Having been out of school for 9+ years, I found it exciting to see that the Institute of Design's intranet allows professors to post assignments, class notes and reference materials online and that students can then submit their assignments. This allows students to look back in archives at previous semesters to see what past students have done for particular class work and what others have submitted for your class.
Well, I quickly noticed the incrediblely well-designed work turned in. I found it funny to compare the elegantly constructed projects, presentations and even written assignments posted by many classmates with my own work. As I fumble around in PowerPoint, Excel and Word - the standard, rough tools of the Fortune 500 - those students with heavy design backgrounds were working in InDesign, Illustrator and Photoshop.

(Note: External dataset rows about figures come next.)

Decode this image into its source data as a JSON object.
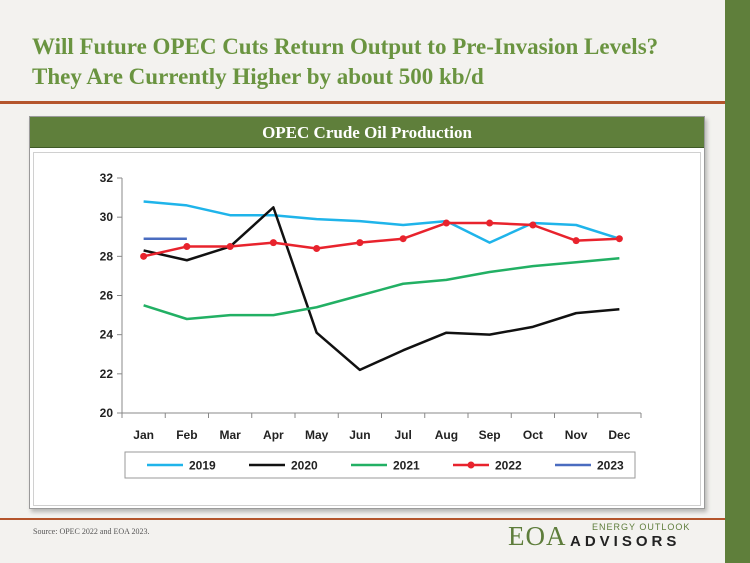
{
  "slide": {
    "title": "Will Future OPEC Cuts Return Output to Pre-Invasion Levels? They Are Currently Higher by about 500 kb/d",
    "source": "Source: OPEC 2022 and EOA 2023.",
    "logo": {
      "main": "EOA",
      "upper": "ENERGY OUTLOOK",
      "lower": "ADVISORS"
    }
  },
  "chart_data": {
    "type": "line",
    "title": "OPEC Crude Oil Production",
    "categories": [
      "Jan",
      "Feb",
      "Mar",
      "Apr",
      "May",
      "Jun",
      "Jul",
      "Aug",
      "Sep",
      "Oct",
      "Nov",
      "Dec"
    ],
    "ylim": [
      20,
      32
    ],
    "yticks": [
      20,
      22,
      24,
      26,
      28,
      30,
      32
    ],
    "grid": false,
    "legend_position": "bottom",
    "series": [
      {
        "name": "2019",
        "color": "#1fb4ea",
        "markers": false,
        "values": [
          30.8,
          30.6,
          30.1,
          30.1,
          29.9,
          29.8,
          29.6,
          29.8,
          28.7,
          29.7,
          29.6,
          28.9
        ]
      },
      {
        "name": "2020",
        "color": "#111111",
        "markers": false,
        "values": [
          28.3,
          27.8,
          28.5,
          30.5,
          24.1,
          22.2,
          23.2,
          24.1,
          24.0,
          24.4,
          25.1,
          25.3
        ]
      },
      {
        "name": "2021",
        "color": "#22b064",
        "markers": false,
        "values": [
          25.5,
          24.8,
          25.0,
          25.0,
          25.4,
          26.0,
          26.6,
          26.8,
          27.2,
          27.5,
          27.7,
          27.9
        ]
      },
      {
        "name": "2022",
        "color": "#e8232d",
        "markers": true,
        "values": [
          28.0,
          28.5,
          28.5,
          28.7,
          28.4,
          28.7,
          28.9,
          29.7,
          29.7,
          29.6,
          28.8,
          28.9
        ]
      },
      {
        "name": "2023",
        "color": "#4a6cc0",
        "markers": false,
        "values": [
          28.9,
          28.9,
          null,
          null,
          null,
          null,
          null,
          null,
          null,
          null,
          null,
          null
        ]
      }
    ]
  }
}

Rather than getting down about my assignments with "two left feet" I was actually jazzed about it for one simple reason - it reminded me why I'm here. As Dan Pink points out in "A Whole New Mind," this isn't a left brain sucks, right brain rules argument, or vice versa. It's using the whole gray mass together to create, build and delight. I'm at ID to improve my design-centered thinking to complement my decade of business-centered thinking. And the design-centered thinkers are here to enhance their business-centered thinking. I may struggle with design at this point, but there are surely designers wrestling with financial topics, product positioning, customer segmentation and the like.
So, as I look at our posted assignments I see two groups that complement and will eventually go from an overlapping Venn diagram of different styles to one whole circle. How cool is that!?